Hours before the forum, Rosales said, she sent an urgent letter to the Commission on Elections (Comelec) asking the poll body to investigate “this apparent anomalous list in Taguig.”

Comelec’s legal department director Ferdinand Rafanan, who was also a guest at the forum, said the poll body would immediately act on the matter.

But off-hand, Rafanan said, the entries being questioned by Rosales could have stemmed from a minor glitch in the system.

Common birthday

Rafanan said the common birthday “Jan. 1, 1901,” for example, was probably the default information given by the computer for voters who failed to write down their actual birth dates.

The voter identified as Galvez, who was listed as being born on June 5, 1882, might have actually been born in 1992 and that the discrepancy could have been due to erroneous encoding, the Comelec official added.

Rosales said several Taguig residents approached IPER weeks ago to complain about the difficulties they had encountered when they tried to register as new voters in the city.

“The local election office was asking those who wanted to register for police clearances and other certificates which are actually not needed, according to the law,” she said.

The complainants then did their own research and noticed inconsistencies in the voters’ list that was last used in the 2007 barangay elections, Rosales added.

Taguig election officials could not be immediately reached for comment.

The IPER forum on Wednesday also featured a demonstration of the counting machines to be used in the May 2010 elections.

But lawyer Ibarra Gutierrez III of the University of the Philippines’ College of Law noted that poll watchdogs still have no way of checking the “integrity” of the software to be used for the counting, or whether each of the 82,000 machines to be installed in precincts nationwide would run on the correct software.

Gutierrez also said voters would remain clueless whether the machine counted the entries in the ballot correctly.

The lawyer also asked how the Comelec would keep the data transmission process secure in areas without Internet connections or mobile phone signals.

In his presentation, Rafanan tried to allay such fears. “You can be assured that what we are going to use and what we will implement is in accordance with the law,” he said.

Rafanan said the automated system would be tested up to seven times before election day. Interested voters can participate in the dry-runs to be held at least three days before the May 10 polls, he added.

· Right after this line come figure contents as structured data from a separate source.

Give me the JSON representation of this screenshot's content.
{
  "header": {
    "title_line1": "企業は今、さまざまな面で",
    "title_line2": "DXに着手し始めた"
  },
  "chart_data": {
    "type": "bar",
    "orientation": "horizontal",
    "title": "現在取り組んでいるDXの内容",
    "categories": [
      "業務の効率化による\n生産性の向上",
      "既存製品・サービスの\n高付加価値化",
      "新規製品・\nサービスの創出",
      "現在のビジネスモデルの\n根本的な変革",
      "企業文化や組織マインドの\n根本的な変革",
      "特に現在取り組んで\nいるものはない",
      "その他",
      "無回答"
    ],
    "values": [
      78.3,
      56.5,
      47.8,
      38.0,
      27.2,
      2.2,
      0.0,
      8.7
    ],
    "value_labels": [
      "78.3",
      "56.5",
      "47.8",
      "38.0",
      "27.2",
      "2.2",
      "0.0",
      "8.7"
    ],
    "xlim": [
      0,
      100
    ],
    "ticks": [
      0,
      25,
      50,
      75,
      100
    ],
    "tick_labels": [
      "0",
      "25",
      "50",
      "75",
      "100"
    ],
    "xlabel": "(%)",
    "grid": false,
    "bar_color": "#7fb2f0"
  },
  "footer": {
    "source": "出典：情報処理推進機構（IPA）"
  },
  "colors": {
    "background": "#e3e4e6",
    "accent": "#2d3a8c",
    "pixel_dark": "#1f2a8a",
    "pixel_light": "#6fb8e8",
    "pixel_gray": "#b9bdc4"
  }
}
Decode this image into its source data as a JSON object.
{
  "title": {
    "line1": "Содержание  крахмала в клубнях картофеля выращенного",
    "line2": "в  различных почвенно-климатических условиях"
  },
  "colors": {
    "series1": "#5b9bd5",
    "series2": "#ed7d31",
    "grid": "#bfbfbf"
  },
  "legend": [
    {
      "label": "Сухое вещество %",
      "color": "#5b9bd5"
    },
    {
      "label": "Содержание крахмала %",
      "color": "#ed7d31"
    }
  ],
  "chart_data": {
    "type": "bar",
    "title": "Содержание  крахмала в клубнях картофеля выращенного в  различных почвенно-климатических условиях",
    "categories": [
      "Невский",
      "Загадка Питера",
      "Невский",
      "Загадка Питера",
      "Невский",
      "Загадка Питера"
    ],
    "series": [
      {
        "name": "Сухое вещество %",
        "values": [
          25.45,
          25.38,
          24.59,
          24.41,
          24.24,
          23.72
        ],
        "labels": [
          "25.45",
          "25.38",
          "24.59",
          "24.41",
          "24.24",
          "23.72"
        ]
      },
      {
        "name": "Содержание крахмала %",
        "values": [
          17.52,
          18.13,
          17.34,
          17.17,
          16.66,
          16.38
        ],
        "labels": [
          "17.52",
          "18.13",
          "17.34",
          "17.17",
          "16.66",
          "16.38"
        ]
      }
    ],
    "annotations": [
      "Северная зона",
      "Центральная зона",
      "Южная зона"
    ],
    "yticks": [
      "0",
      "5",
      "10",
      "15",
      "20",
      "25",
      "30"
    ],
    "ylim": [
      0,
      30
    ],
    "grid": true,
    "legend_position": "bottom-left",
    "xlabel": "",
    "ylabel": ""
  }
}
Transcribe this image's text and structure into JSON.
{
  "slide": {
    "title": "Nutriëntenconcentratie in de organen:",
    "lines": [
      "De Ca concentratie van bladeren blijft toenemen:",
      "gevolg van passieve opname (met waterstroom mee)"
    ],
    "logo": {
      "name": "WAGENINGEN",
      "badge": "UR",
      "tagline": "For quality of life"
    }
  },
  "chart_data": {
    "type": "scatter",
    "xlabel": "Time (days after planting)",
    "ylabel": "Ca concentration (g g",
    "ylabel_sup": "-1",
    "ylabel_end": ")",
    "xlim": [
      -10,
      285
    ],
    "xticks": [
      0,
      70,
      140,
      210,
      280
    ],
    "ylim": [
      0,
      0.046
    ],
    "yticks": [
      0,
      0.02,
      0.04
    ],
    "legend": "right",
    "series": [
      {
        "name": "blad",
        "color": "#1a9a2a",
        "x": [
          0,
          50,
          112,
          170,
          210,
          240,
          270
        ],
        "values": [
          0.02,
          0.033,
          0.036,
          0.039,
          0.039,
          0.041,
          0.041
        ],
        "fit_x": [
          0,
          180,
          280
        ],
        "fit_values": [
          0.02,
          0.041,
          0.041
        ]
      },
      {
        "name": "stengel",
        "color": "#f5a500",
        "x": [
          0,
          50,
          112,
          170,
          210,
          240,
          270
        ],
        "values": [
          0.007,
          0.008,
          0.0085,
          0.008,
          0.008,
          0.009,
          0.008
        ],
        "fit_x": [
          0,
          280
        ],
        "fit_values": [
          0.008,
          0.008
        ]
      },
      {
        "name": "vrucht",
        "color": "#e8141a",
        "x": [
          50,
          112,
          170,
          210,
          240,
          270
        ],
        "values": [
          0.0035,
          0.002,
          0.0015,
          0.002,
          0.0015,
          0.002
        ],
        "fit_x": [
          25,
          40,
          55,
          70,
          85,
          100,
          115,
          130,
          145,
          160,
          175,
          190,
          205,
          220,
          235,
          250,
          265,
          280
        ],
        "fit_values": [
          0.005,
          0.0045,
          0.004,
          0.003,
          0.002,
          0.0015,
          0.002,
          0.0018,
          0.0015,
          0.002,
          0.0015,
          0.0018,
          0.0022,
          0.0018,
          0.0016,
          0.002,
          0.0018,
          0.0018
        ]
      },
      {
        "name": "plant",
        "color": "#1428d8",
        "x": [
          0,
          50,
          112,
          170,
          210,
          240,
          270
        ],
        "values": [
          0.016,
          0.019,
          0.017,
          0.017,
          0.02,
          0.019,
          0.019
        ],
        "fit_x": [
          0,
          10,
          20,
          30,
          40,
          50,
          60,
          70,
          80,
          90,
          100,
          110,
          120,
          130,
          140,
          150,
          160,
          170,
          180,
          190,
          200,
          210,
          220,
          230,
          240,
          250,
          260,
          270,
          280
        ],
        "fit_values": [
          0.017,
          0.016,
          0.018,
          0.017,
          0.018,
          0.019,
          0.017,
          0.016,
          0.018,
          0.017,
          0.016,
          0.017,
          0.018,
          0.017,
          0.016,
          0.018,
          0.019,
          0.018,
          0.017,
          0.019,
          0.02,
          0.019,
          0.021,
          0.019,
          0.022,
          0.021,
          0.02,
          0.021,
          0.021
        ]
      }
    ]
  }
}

The system—the software and each of the counting machines—will also be tested prior to election day by a foreign group hired by the Comelec, he said.

Comelec press relations officer Maria Victoria Dulcero said the official ballot would probably be about two feet long.

Voters can select candidates by shading ovals corresponding to the names printed on the ballot. They are to personally feed the ballots into the counting machines.

Machine rejections

To ensure that the machine would not reject the ballot, voters should properly shade the ovals, avoid folding the ballot, and refrain from making unnecessary marks, Dulcero added.

The machine will also reject the ballot if there’s “overvoting” or when more than the maximum number of candidates were marked, Dulcero explained.

For example, if a voter shades 13 ovals for 13 senatorial candidates, the counting machine will disregard all of the voter’s senatorial votes since the race is only for 12 slots, she said.